Contudo, Prysner também recordou o papel historicamente crucial dos soldados e veteranos na oposição organizada a guerras e exortou esse grupo de estadunidenses a se manifestar, por meio da recusa em participar dessas ações, contra a cumplicidade de seu país no genocídio perpetrado por Israel.
A campanha No Tech for Apartheid (Nenhuma tecnologia para o apartheid, em tradução livre), organizada por funcionários do Google e da Amazon contra os contratos destas empresas com o governo e forças armadas israelense, divulgou declaração ressaltando o papel dos trabalhadores do setor de tecnologia – caso do próprio Bushnell – na oposição ao genocídio.
“As forças armadas dos EUA destacam para Israel milhares de trabalhadores da área de tecnologia conforme as operações militares se tornam cada vez mais guiadas por inteligência artificial. Essas operações são também fortalecidas por empresas de tecnologia como a Amazon e o Google, que estão possibilitando aos militares israelenses realizar o primeiro genocídio do mundo impulsionado pelo uso de IA”. A campanha conclama os trabalhadores de tecnologia a se juntar ao movimento e recusar qualquer conivência com o genocídio.
Em várias cidades dos EUA, grupos pró-Palestina e antibélicos têm organizado vigílias em homenagem a Bushnell. Na cidade de Washington, a vigília foi realizada em frente à embaixada israelense onde ele se autoimolou.
Repercussão internacional
A relevância do protesto de Bushnell e o fato de que um soldado estadunidense da ativa executou tal ato extremo em manifestação contra o apoio dos Estados Unidos ao genocídio chocaram o mundo. As palavras “Washington”, “Aaron Bushnell” e “Free Palestine – a última coisa que disse – apareceram nos trending topics do X (antigo Twitter) em inúmeros países.
O ato de Bushnell foi intensamente compartilhado no Iêmen, país onde a população se mobiliza constantemente e participa de atos diretos de solidariedade a Gaza, a exemplo dos militantes do movimento Ansar Allah [também conhecidos como “houthis”], que têm bloqueado o Mar Vermelho para impedir a passagem de navios ligados a Israel. Em uma postagem feita pelo médico iemenita Ahmed Ali Alhareb na plataforma X, ele afirmou que Bushnell: “se negou a ser aniquilado e não fazer nada. Pelo contrário, ele tomou uma medida prática – a autoimolação – e deu sua alma para levar a mensagem de recusa [à cumplicidade com o genocídio] a todos os cantos do mundo. A partir de sua posição nas forças armadas dos EUA, Bushnell enviou sua mensagem às forças armadas árabes e muçulmanas, que permanecem caladas, de que o fogo do mundo é mais fácil do que aquele da outra vida. Não há justificativa para qualquer um que seja diante de Deus”.

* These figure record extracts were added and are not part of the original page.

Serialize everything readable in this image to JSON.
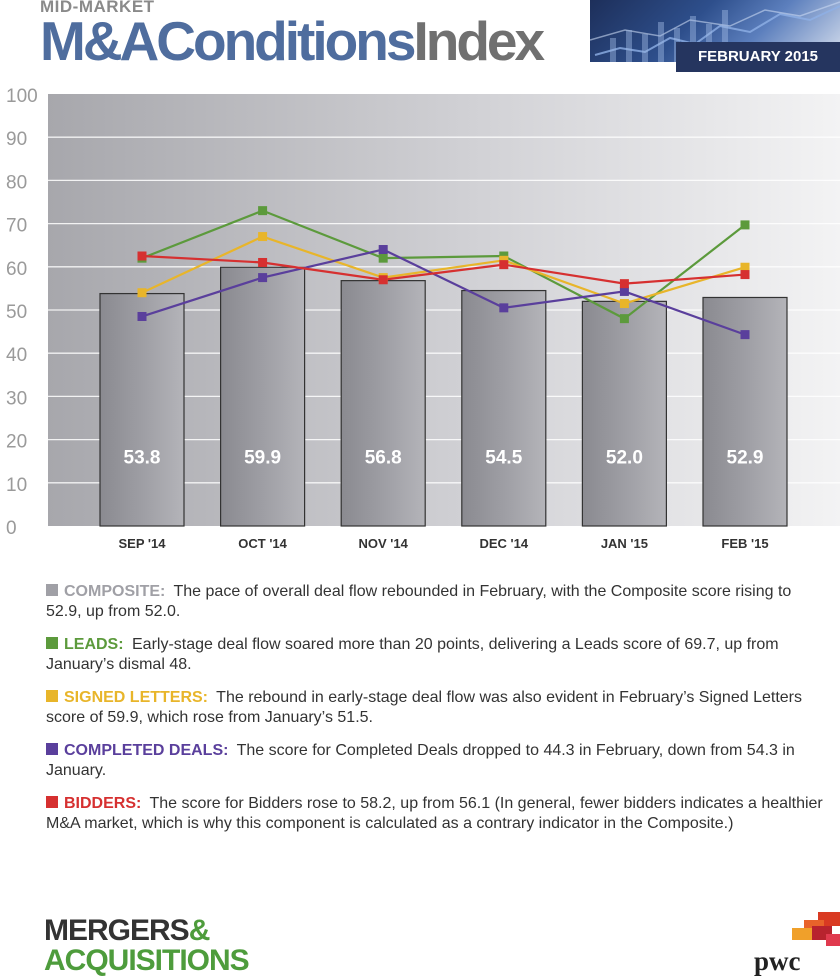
{
  "header": {
    "supertitle": "MID-MARKET",
    "title_part1": "M&A",
    "title_part2": "Conditions",
    "title_part3": "Index",
    "date": "FEBRUARY 2015"
  },
  "colors": {
    "composite": "#a0a0a6",
    "leads": "#5c9a3c",
    "signed_letters": "#e8b52a",
    "completed_deals": "#5a3f9c",
    "bidders": "#d63030"
  },
  "chart_data": {
    "type": "bar+line",
    "categories": [
      "SEP '14",
      "OCT '14",
      "NOV '14",
      "DEC '14",
      "JAN '15",
      "FEB '15"
    ],
    "ylim": [
      0,
      100
    ],
    "yticks": [
      "0",
      "10",
      "20",
      "30",
      "40",
      "50",
      "60",
      "70",
      "80",
      "90",
      "100"
    ],
    "bars": {
      "name": "COMPOSITE",
      "values": [
        53.8,
        59.9,
        56.8,
        54.5,
        52.0,
        52.9
      ],
      "labels": [
        "53.8",
        "59.9",
        "56.8",
        "54.5",
        "52.0",
        "52.9"
      ]
    },
    "series": [
      {
        "name": "LEADS",
        "values": [
          62.0,
          73.0,
          62.0,
          62.5,
          48.0,
          69.7
        ]
      },
      {
        "name": "SIGNED LETTERS",
        "values": [
          54.0,
          67.0,
          57.5,
          61.5,
          51.5,
          59.9
        ]
      },
      {
        "name": "COMPLETED DEALS",
        "values": [
          48.5,
          57.5,
          64.0,
          50.5,
          54.3,
          44.3
        ]
      },
      {
        "name": "BIDDERS",
        "values": [
          62.5,
          61.0,
          57.0,
          60.5,
          56.1,
          58.2
        ]
      }
    ],
    "grid": true
  },
  "notes": [
    {
      "label": "COMPOSITE:",
      "text": "The pace of overall deal flow rebounded in February, with the Composite score rising to 52.9, up from 52.0."
    },
    {
      "label": "LEADS:",
      "text": "Early-stage deal flow soared more than 20 points, delivering a Leads score of 69.7, up from January’s dismal 48."
    },
    {
      "label": "SIGNED LETTERS:",
      "text": "The rebound in early-stage deal flow was also evident in February’s Signed Letters score of 59.9, which rose from January’s 51.5."
    },
    {
      "label": "COMPLETED DEALS:",
      "text": "The score for Completed Deals dropped to 44.3 in February, down from 54.3 in January."
    },
    {
      "label": "BIDDERS:",
      "text": "The score for Bidders rose to 58.2, up from 56.1 (In general, fewer bidders indicates a healthier M&A market, which is why this component is calculated as a contrary indicator in the Composite.)"
    }
  ],
  "logos": {
    "ma_line1": "MERGERS",
    "ma_amp": "&",
    "ma_line2": "ACQUISITIONS",
    "pwc": "pwc"
  }
}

O grupo de resistência palestino Frente Popular pela Libertação da Palestina, alinhado com a esquerda, publicou declaração após o protesto de Bushnell enfatizando que o ato “confirma o sentimento de raiva entre os estadunidenses em relação ao envolvimento oficial do país no genocídio sionista na Faixa de Gaza. Isso também indica que o status da causa palestina, especialmente nos círculos estadunidenses, está se entranhando mais profundamente na consciência global, além de revelar a verdade sobre a entidade sionista como uma arma colonial barata nas mãos do imperialismo selvagem.”
Muitos também traçaram conexão entre a morte do jovem soldado estadunidense com o assassinato de sua compatriota Rachel Corrie. Em 2003, ela morreu na cidade de Rafah, em Gaza, ao tentar parar uma escavadeira que demolia a casa de palestinos.
No começo da transmissão feita por Bushnell antes da autoimolação, suas primeiras palavras após se apresentar como soldado da ativa foram: “Eu não serei mais cúmplice em um genocídio”. Muitos nos Estados Unidos, incluindo os que têm ido às ruas em protesto pró-Palestina desde o dia 7 de outubro de 2023, chegaram à mesma conclusão.